Repost from 2012
by
The Hollywood Reporter wrote this week about Dr. Ted Baehr’s Movieguide Awards, handed out to the most family friendly films of the year. According to the Reporter, “The report praises such 2011 releases as Extremely Loud & Incredibly Close, Battle: Los Angeles, Moneyball, We Bought a Zoo and Hugo while heaping scorn on the likes of Super 8, Red State, A Good Old Fashioned Orgy, We Need to Talk About Kevin, Bad Teacher and Happy Feet Two.”
Just as importantly, the report demonstrated that such family friendly films are significantly more lucrative than non-family friendly films: “Movieguide identified 91 movies in 2011 that scored high in ‘conservative/moral categories’; these earned an average of $59 million apiece. On the other hand, it identified 105 movies that scored high in ‘liberal/leftist categories’; each of those titles earned an average of just $11 million. The average movie scoring four stars from Movieguide earned $53.5 million while the ones that scored just one star earned $10.6 million.”
“Most moviegoers want good to conquer evil, truth to triumph over falsehood, justice to prevail over injustice and true beauty to overcome ugliness,” said Baehr.
Baehr’s exactly right. But there’s another element that’s just as important as morality in determining whether a movie makes money or not: who goes to see it. And family friendly films are just that: family friendly. You can bring your kids to them, your wife to them. While I may love Team America: World Police, it’s not exactly the sort of thing I’m going to take my wife to see (in fact, I told my mom that it was too old for her). On the other hand, there’s nothing in Moneyball that anyone from age 13 can’t see. Family films, in other words, have an automatic demographic advantage over non-family friendly films – take a movie ticket and multiply it by three to start.
So why is Hollywood so addicted to making drivel like A Dangerous Method? It really comes down to the Cocktail Party Mentality. In Hollywood, all business is social. That means you get jobs based on which parties you attend, which bigwigs you hobnob with, and which rears you kiss. There are no families at these parties – no kids allowed.

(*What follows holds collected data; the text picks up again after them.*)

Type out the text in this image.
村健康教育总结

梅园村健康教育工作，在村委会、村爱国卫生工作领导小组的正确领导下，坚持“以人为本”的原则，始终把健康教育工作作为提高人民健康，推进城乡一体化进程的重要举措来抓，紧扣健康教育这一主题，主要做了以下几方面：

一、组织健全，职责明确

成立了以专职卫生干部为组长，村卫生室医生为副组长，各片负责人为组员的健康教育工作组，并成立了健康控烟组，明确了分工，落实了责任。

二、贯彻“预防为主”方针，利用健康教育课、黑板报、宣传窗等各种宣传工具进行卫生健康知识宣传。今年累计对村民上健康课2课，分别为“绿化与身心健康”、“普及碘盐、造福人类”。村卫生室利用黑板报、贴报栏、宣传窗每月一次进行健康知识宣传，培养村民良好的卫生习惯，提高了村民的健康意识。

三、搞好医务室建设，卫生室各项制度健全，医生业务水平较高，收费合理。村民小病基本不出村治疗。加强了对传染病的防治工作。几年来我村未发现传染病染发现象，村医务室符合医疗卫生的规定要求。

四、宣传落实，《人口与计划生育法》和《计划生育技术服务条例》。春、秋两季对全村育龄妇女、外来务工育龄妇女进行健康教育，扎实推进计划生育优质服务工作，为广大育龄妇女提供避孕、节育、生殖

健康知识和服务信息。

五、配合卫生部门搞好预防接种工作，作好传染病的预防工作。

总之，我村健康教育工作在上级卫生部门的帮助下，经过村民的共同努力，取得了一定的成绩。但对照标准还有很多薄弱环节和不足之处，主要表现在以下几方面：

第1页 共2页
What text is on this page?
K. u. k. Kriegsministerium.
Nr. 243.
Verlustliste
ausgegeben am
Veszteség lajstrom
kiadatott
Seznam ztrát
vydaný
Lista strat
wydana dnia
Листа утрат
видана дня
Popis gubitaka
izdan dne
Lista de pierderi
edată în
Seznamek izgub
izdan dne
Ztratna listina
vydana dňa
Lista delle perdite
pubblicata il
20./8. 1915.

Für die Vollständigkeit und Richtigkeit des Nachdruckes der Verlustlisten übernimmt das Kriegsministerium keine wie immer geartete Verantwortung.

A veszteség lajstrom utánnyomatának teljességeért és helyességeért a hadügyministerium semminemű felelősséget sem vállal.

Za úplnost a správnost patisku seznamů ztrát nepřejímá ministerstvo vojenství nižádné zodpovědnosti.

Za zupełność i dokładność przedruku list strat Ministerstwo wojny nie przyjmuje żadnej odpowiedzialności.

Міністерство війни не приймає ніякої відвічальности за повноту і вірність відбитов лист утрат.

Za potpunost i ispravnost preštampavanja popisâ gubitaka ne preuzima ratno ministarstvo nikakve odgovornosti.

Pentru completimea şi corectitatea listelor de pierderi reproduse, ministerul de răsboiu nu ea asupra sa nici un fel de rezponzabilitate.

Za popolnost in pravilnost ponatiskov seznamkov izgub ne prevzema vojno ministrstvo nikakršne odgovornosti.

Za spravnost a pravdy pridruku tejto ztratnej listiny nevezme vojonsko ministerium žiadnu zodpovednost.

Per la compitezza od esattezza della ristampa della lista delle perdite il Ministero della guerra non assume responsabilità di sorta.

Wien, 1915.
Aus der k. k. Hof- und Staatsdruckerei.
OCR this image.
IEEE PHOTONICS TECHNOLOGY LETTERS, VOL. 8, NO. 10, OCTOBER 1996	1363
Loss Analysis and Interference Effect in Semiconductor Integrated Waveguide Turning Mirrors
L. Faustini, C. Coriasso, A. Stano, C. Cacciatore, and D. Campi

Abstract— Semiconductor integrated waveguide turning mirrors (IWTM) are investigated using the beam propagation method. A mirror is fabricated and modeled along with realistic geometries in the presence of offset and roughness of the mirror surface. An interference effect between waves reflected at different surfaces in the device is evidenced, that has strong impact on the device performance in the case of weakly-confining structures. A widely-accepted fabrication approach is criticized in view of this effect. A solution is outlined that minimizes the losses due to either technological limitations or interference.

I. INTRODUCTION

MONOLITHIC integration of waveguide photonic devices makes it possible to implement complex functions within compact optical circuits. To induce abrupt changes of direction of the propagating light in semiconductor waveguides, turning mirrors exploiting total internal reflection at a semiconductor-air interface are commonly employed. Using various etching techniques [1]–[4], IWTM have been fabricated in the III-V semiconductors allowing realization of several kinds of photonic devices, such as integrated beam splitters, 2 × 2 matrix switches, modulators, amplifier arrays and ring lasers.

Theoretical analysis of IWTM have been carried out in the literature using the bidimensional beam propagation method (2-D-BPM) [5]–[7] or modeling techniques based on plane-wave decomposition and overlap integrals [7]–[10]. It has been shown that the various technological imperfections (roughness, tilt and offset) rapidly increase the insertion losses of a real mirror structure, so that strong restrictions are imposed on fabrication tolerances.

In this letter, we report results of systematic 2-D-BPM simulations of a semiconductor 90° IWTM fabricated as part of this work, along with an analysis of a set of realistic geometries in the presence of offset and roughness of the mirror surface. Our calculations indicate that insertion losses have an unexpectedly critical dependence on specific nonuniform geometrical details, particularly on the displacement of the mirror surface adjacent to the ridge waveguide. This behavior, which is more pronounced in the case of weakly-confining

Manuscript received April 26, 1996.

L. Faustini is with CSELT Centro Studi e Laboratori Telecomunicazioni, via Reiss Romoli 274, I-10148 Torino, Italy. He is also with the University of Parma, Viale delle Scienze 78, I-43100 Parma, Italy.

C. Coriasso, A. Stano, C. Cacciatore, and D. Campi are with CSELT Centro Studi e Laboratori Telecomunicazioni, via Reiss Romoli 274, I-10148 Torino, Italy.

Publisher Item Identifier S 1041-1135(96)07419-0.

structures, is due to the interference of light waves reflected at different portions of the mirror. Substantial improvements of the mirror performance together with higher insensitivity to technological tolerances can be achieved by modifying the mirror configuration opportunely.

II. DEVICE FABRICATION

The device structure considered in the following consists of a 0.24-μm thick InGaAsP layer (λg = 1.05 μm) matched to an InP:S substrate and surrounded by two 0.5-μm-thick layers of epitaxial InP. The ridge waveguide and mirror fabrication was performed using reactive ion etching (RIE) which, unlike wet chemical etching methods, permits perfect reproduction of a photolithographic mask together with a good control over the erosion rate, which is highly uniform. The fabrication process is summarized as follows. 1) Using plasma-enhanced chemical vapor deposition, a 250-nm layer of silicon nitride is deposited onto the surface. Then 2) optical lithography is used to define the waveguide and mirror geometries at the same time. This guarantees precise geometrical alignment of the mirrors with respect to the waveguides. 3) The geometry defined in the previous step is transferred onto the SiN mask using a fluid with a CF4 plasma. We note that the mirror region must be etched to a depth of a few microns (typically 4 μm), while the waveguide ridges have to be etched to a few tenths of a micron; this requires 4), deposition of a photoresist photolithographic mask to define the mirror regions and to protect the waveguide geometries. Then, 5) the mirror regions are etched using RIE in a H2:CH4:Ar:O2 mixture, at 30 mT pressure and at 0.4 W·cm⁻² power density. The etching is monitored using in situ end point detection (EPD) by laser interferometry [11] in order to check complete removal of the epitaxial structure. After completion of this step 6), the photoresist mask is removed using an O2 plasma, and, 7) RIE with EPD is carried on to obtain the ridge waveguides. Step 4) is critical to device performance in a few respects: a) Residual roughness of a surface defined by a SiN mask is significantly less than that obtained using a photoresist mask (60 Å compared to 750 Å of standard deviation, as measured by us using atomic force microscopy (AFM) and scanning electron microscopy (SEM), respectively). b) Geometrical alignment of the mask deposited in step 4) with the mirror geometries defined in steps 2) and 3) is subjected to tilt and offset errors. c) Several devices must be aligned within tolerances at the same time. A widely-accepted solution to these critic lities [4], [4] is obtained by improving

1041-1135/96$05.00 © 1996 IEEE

These are adult parties. They feature “sophisticated” conversation, which focuses mainly on politics and culture, always from a leftist view. Profound art is praised; what Hollywood considers pandering hogwash is denounced. At these parties, everyone is wealthy, so net worth isn’t as important as supposed intellectual worth. It isn’t chic to be so popular among the kiddies.
Tte Oscar nominees this year have earned virtually no money, aside from The Help – they averaged $57.6 million in box office earnings, just over half of the usual ten-movie best picture nominees’ total gross. Movies like Terrence Malick’s The Tree of Life, a pseudo-intellectual agglomeration of beautiful imagery and sheer nonsense, were nominated for Best Picture, when the real question should be how they’re getting made at all. Hollywood is a bubble, and it’s floating away from the American people.
So how do we get through to Hollywood if sheer bucks don’t matter anymore? We remove their revenue floats. The fact is that the Terrence Malicks of the world are the 1%, living off the back of the family friendly 99%. Studios can afford big-budget disasters like The Tree of Life because they make films like We Bought a Zoo. But what happens when family friendly films get made outside Hollywood? What happens when conservatives start to make a profit off the movies they like to see? If Sherwood Baptist Church can produce enormous hits like Fireproof and Courageous on little to no budget, anybody can. And if anybody can, then studios no longer have the monopoly they require in order to fund art projects nobody wants to see.
There is one obstacle yet remaining: the distribution mechanism. Liberals still control distribution at theaters for major films, so even if you make a family friendly movie, there’s no guarantee it will ever see the light of day. But with the internet, all that is changing. Box office ticket sales are dropping because people have so many ways of watching films now. As Netflix and Amazon come to dominate the movie market, Hollywood may be forced to cater to what the people want, rather than what their friends at the cocktail parties want.